The civil-service expansion
The state grows as the cohort shrinks
The civil service has grown roughly 12% over the past decade — from 26,990 positions in 2015 to 30,159 today (24,689 regular + 5,470 contract). Across the same period, the birth cohort entering the workforce has shrunk by about 3% per year. The two curves diverge.
The expansion has been organic, not designed. New ministries get created. New programmes get launched. Existing departments add headcount to handle new mandates. None of it adds up to a deliberate decision to grow the relative size of the state. But the cumulative effect is the same.

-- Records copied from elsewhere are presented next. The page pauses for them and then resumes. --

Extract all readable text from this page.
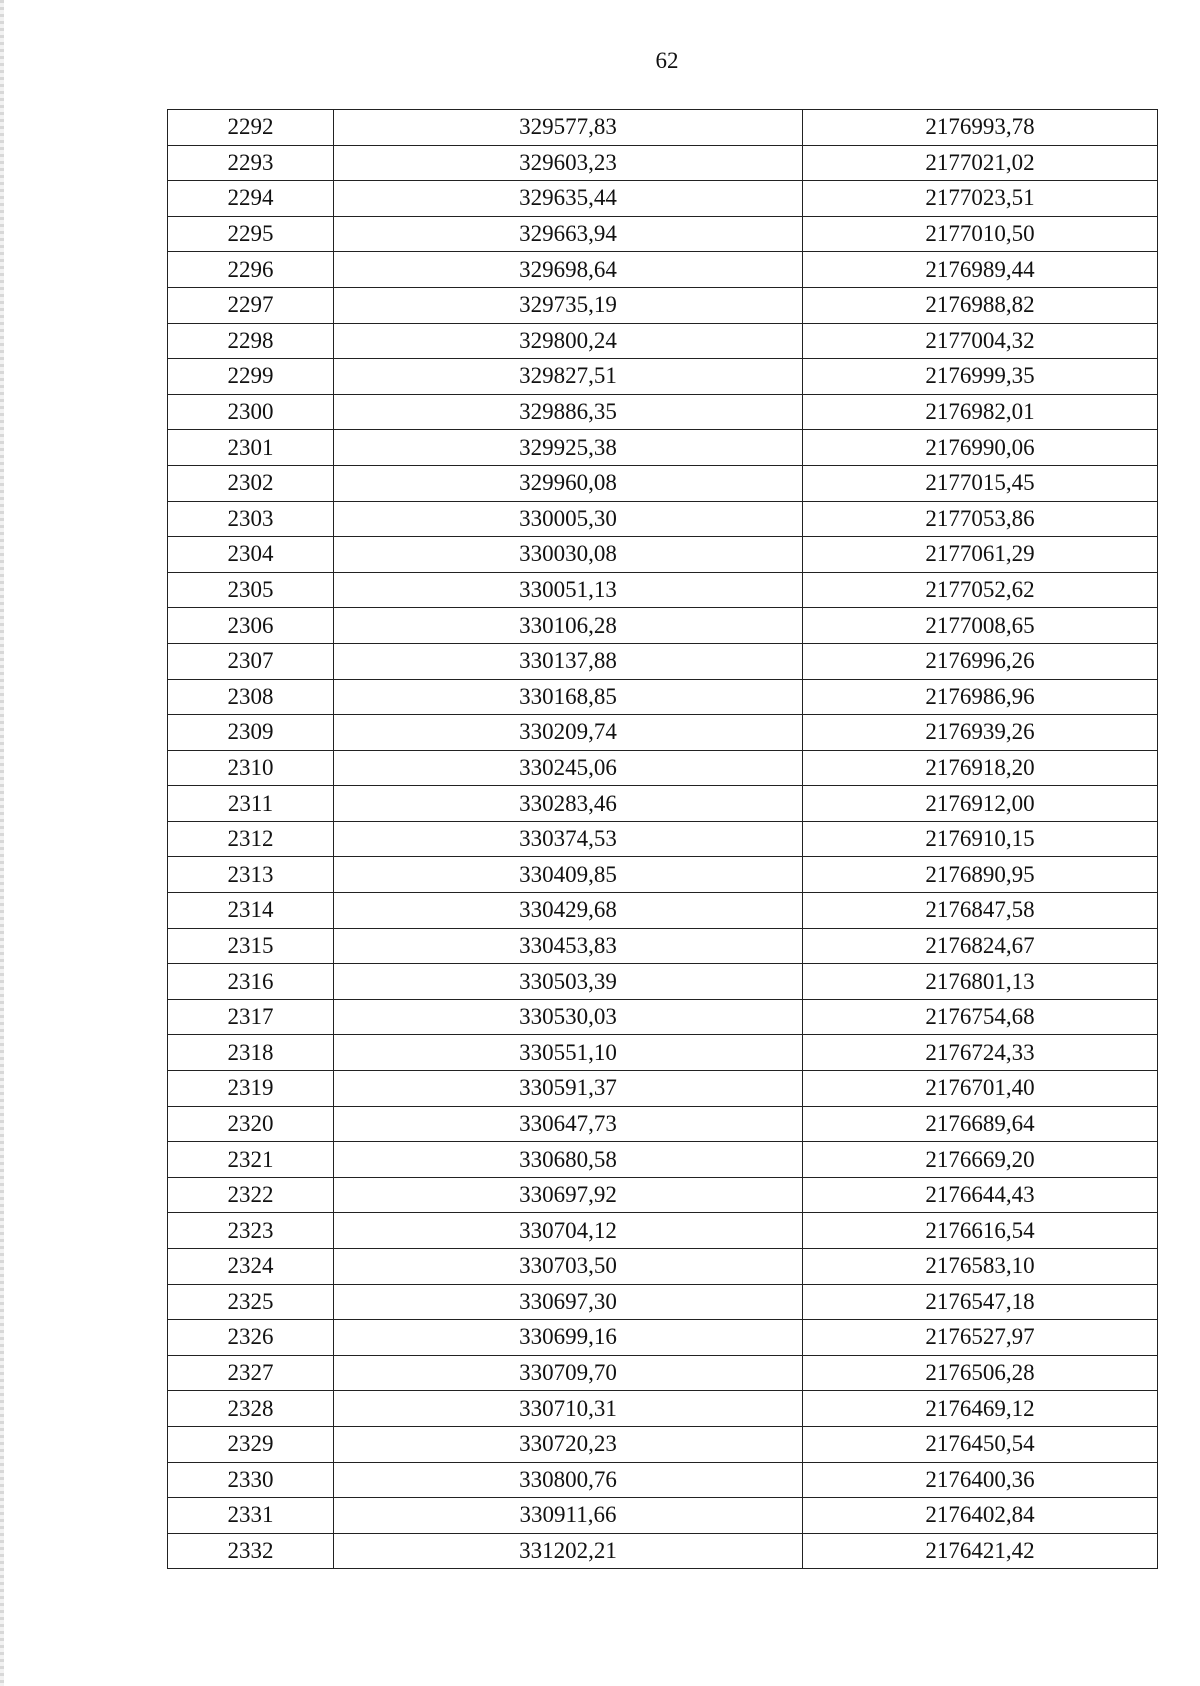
62
2292	329577,83	2176993,78
2293	329603,23	2177021,02
2294	329635,44	2177023,51
2295	329663,94	2177010,50
2296	329698,64	2176989,44
2297	329735,19	2176988,82
2298	329800,24	2177004,32
2299	329827,51	2176999,35
2300	329886,35	2176982,01
2301	329925,38	2176990,06
2302	329960,08	2177015,45
2303	330005,30	2177053,86
2304	330030,08	2177061,29
2305	330051,13	2177052,62
2306	330106,28	2177008,65
2307	330137,88	2176996,26
2308	330168,85	2176986,96
2309	330209,74	2176939,26
2310	330245,06	2176918,20
2311	330283,46	2176912,00
2312	330374,53	2176910,15
2313	330409,85	2176890,95
2314	330429,68	2176847,58
2315	330453,83	2176824,67
2316	330503,39	2176801,13
2317	330530,03	2176754,68
2318	330551,10	2176724,33
2319	330591,37	2176701,40
2320	330647,73	2176689,64
2321	330680,58	2176669,20
2322	330697,92	2176644,43
2323	330704,12	2176616,54
2324	330703,50	2176583,10
2325	330697,30	2176547,18
2326	330699,16	2176527,97
2327	330709,70	2176506,28
2328	330710,31	2176469,12
2329	330720,23	2176450,54
2330	330800,76	2176400,36
2331	330911,66	2176402,84
2332	331202,21	2176421,42
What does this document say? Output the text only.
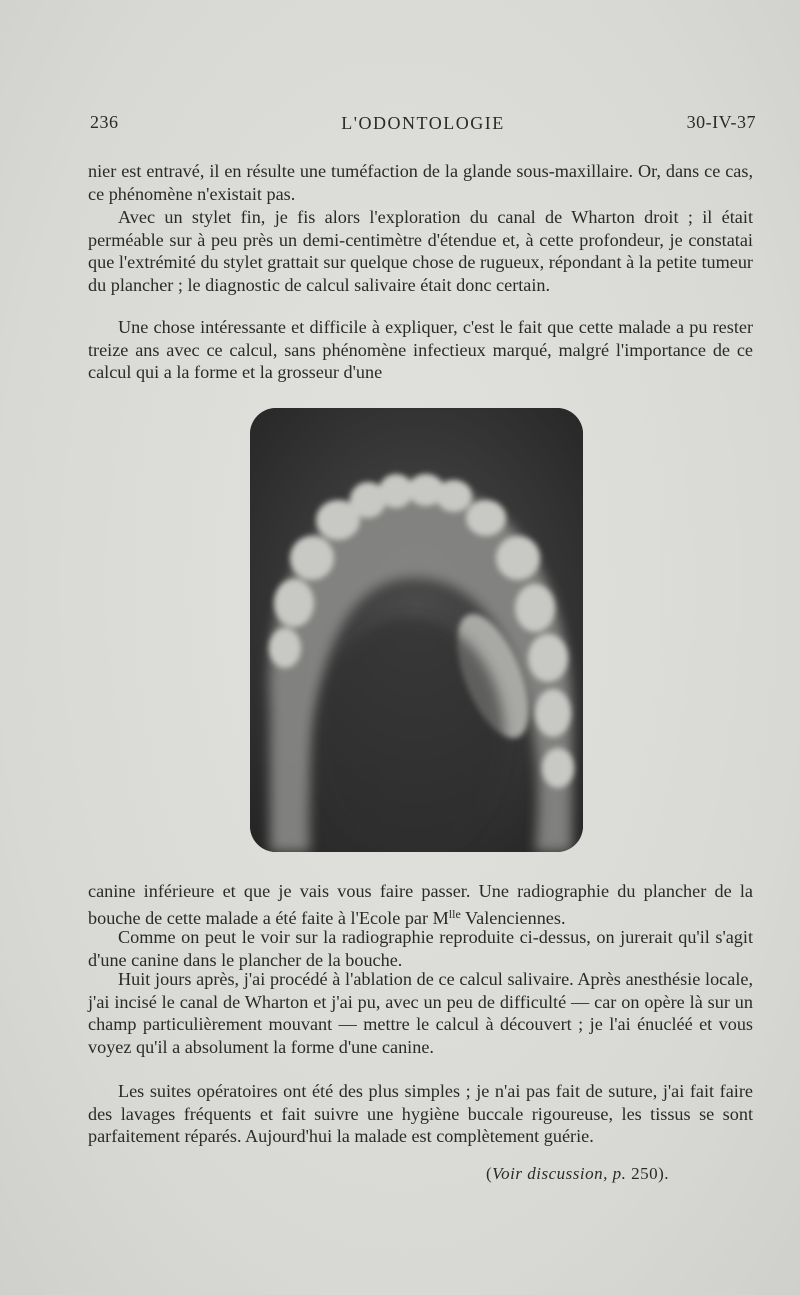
236	L'ODONTOLOGIE	30-IV-37

nier est entravé, il en résulte une tuméfaction de la glande sous-maxillaire. Or, dans ce cas, ce phénomène n'existait pas.

Avec un stylet fin, je fis alors l'exploration du canal de Wharton droit ; il était perméable sur à peu près un demi-centimètre d'étendue et, à cette profondeur, je constatai que l'extrémité du stylet grattait sur quelque chose de rugueux, répondant à la petite tumeur du plancher ; le diagnostic de calcul salivaire était donc certain.

Une chose intéressante et difficile à expliquer, c'est le fait que cette malade a pu rester treize ans avec ce calcul, sans phénomène infectieux marqué, malgré l'importance de ce calcul qui a la forme et la grosseur d'une

canine inférieure et que je vais vous faire passer. Une radiographie du plancher de la bouche de cette malade a été faite à l'Ecole par $M^{lle}$ Valenciennes.

Comme on peut le voir sur la radiographie reproduite ci-dessus, on jurerait qu'il s'agit d'une canine dans le plancher de la bouche.

Huit jours après, j'ai procédé à l'ablation de ce calcul salivaire. Après anesthésie locale, j'ai incisé le canal de Wharton et j'ai pu, avec un peu de difficulté — car on opère là sur un champ particulièrement mouvant — mettre le calcul à découvert ; je l'ai énucléé et vous voyez qu'il a absolument la forme d'une canine.

Les suites opératoires ont été des plus simples ; je n'ai pas fait de suture, j'ai fait faire des lavages fréquents et fait suivre une hygiène buccale rigoureuse, les tissus se sont parfaitement réparés. Aujourd'hui la malade est complètement guérie.

(Voir discussion, p. 250).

The country shrinks demographically. The state grows institutionally. The gap, in 2026, is borne by the queue.
Wage geography
The Thimphu engineer earns USD 250/month. The Bhutanese Uber driver in New York earns USD 8,400.
USD 250
Thimphu · Dept of Roads engineer · per month
USD 6,250
NYC · junior structural engineer · per month
USD 8,400
NYC · Uber driver (Bhutanese grad) · per month
USD 9,167
NYC · project engineer · per month
The multiplier is not a measure of skill. It is a measure of place. The labour market in Thimphu values the engineer’s skills at USD 250. The labour market in New York values their time at USD 8,400, regardless of skill.
The four exits
Where the four out of five end up
Of the roughly 8,750 graduates each year who don’t clear the BCSE, the rough split across four exit channels:
≈ 1/3
private sector eventually · ~30% pay penalty vs straight-through entry
≈ 1/5
master's abroad · 60% do not return within 5 years
≈ 1/5
alternative public-sector contracts (precarious)
≈ 1/4
direct emigration · Australia / US / UK / Canada / NZ
The queue absorbs years of working-age life. The exit ramps absorb the rest.

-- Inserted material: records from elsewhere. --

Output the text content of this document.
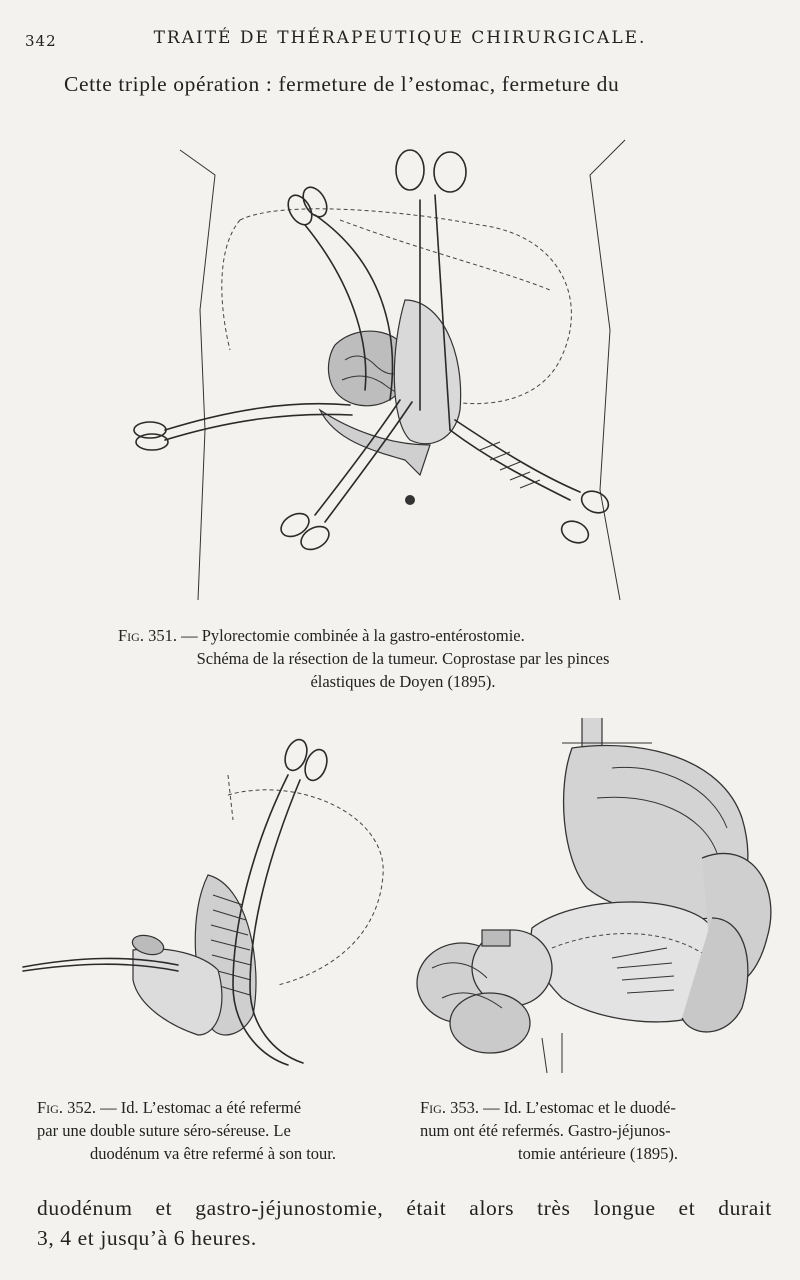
342	TRAITÉ DE THÉRAPEUTIQUE CHIRURGICALE.
Cette triple opération : fermeture de l’estomac, fermeture du
Fig. 351. — Pylorectomie combinée à la gastro-entérostomie.
Schéma de la résection de la tumeur. Coprostase par les pinces
élastiques de Doyen (1895).
Fig. 352. — Id. L’estomac a été refermé
par une double suture séro-séreuse. Le
duodénum va être refermé à son tour.
Fig. 353. — Id. L’estomac et le duodé-
num ont été refermés. Gastro-jéjunos-
tomie antérieure (1895).
duodénum et gastro-jéjunostomie, était alors très longue et durait
3, 4 et jusqu’à 6 heures.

Two key features of the four exits matter for the macro story:
First, the two-year delay penalty. Graduates who eventually enter the private sector after the queue take a ~30% pay penalty against the cohort that started earning immediately. They never quite catch the trajectory.

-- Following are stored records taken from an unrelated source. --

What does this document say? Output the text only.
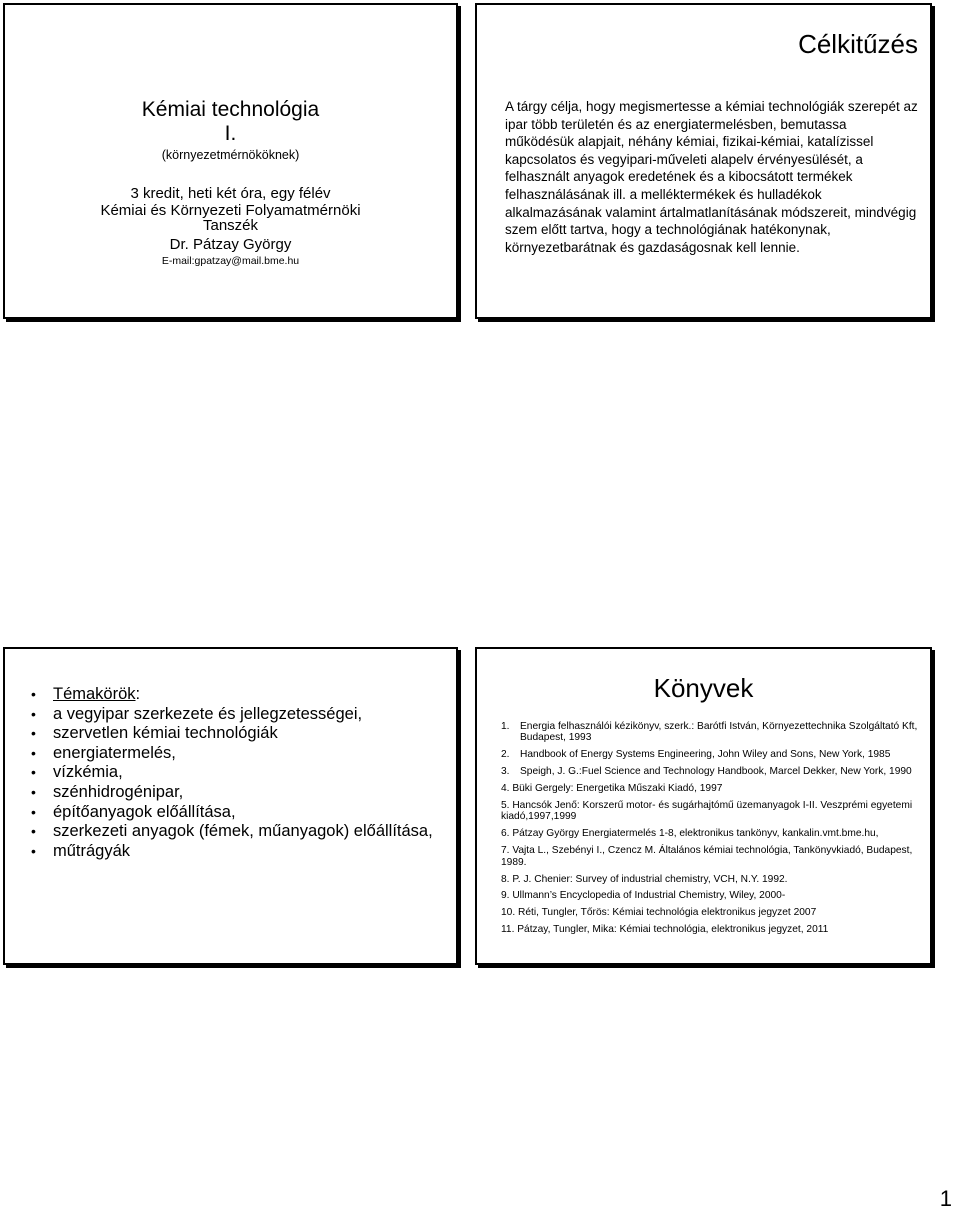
Kémiai technológia
I.
(környezetmérnököknek)
3 kredit, heti két óra, egy félév
Kémiai és Környezeti Folyamatmérnöki
Tanszék
Dr. Pátzay György
E-mail:gpatzay@mail.bme.hu
Célkitűzés
A tárgy célja, hogy megismertesse a kémiai technológiák szerepét az ipar több területén és az energiatermelésben, bemutassa működésük alapjait, néhány kémiai, fizikai-kémiai, katalízissel kapcsolatos és vegyipari-műveleti alapelv érvényesülését, a felhasznált anyagok eredetének és a kibocsátott termékek felhasználásának ill. a melléktermékek és hulladékok alkalmazásának valamint ártalmatlanításának módszereit, mindvégig szem előtt tartva, hogy a technológiának hatékonynak, környezetbarátnak és gazdaságosnak kell lennie.
• Témakörök:
• a vegyipar szerkezete és jellegzetességei,
• szervetlen kémiai technológiák
• energiatermelés,
• vízkémia,
• szénhidrogénipar,
• építőanyagok előállítása,
• szerkezeti anyagok (fémek, műanyagok) előállítása,
• műtrágyák
Könyvek
1. Energia felhasználói kézikönyv, szerk.: Barótfi István, Környezettechnika Szolgáltató Kft, Budapest, 1993
2. Handbook of Energy Systems Engineering, John Wiley and Sons, New York, 1985
3. Speigh, J. G.:Fuel Science and Technology Handbook, Marcel Dekker, New York, 1990
4. Büki Gergely: Energetika Műszaki Kiadó, 1997
5. Hancsók Jenő: Korszerű motor- és sugárhajtómű üzemanyagok I-II. Veszprémi egyetemi kiadó,1997,1999
6. Pátzay György Energiatermelés 1-8, elektronikus tankönyv, kankalin.vmt.bme.hu,
7. Vajta L., Szebényi I., Czencz M. Általános kémiai technológia, Tankönyvkiadó, Budapest, 1989.
8. P. J. Chenier: Survey of industrial chemistry, VCH, N.Y. 1992.
9. Ullmann’s Encyclopedia of Industrial Chemistry, Wiley, 2000-
10. Réti, Tungler, Tőrös: Kémiai technológia elektronikus jegyzet 2007
11. Pátzay, Tungler, Mika: Kémiai technológia, elektronikus jegyzet, 2011
1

Second, the non-return on master’s degrees. Of the fifth that go abroad to study, roughly 60% do not return within five years. Those who do return often re-enter the civil service queue from the other side — applying for senior posts that come with the same prize.
The cost to the country
Graduate years absorbed by the queue
If the average graduate who eventually exits to the private sector spends 2.5 years queuing before doing so, and roughly 5,000 graduates per year follow that path, the annual cost in graduate-years lost to the queue is roughly 12,500.
≈ 12,500 graduate-years
absorbed annually by the BCSE queue · cumulative across the active cohort, the figure is in the order of 50,000+ working-age years currently outside formal employment
The cost is not paid in cash. It is paid in working-age years that produce no taxable income, no formal credit history, no contribution to the pension system. Across the active cohort the cumulative bill is in the order of 50,000+ working-age years currently outside the formal economy.
The structural fix is not to enlarge the BCSE intake — which would deepen the queue’s pull. It is to enlarge the non-queue prize: private-sector pensions that match the civil-service pension, social standing for non-state employment, credential pathways into mid-career returns that do not require BCSE re-entry. None of these is institutionally simple.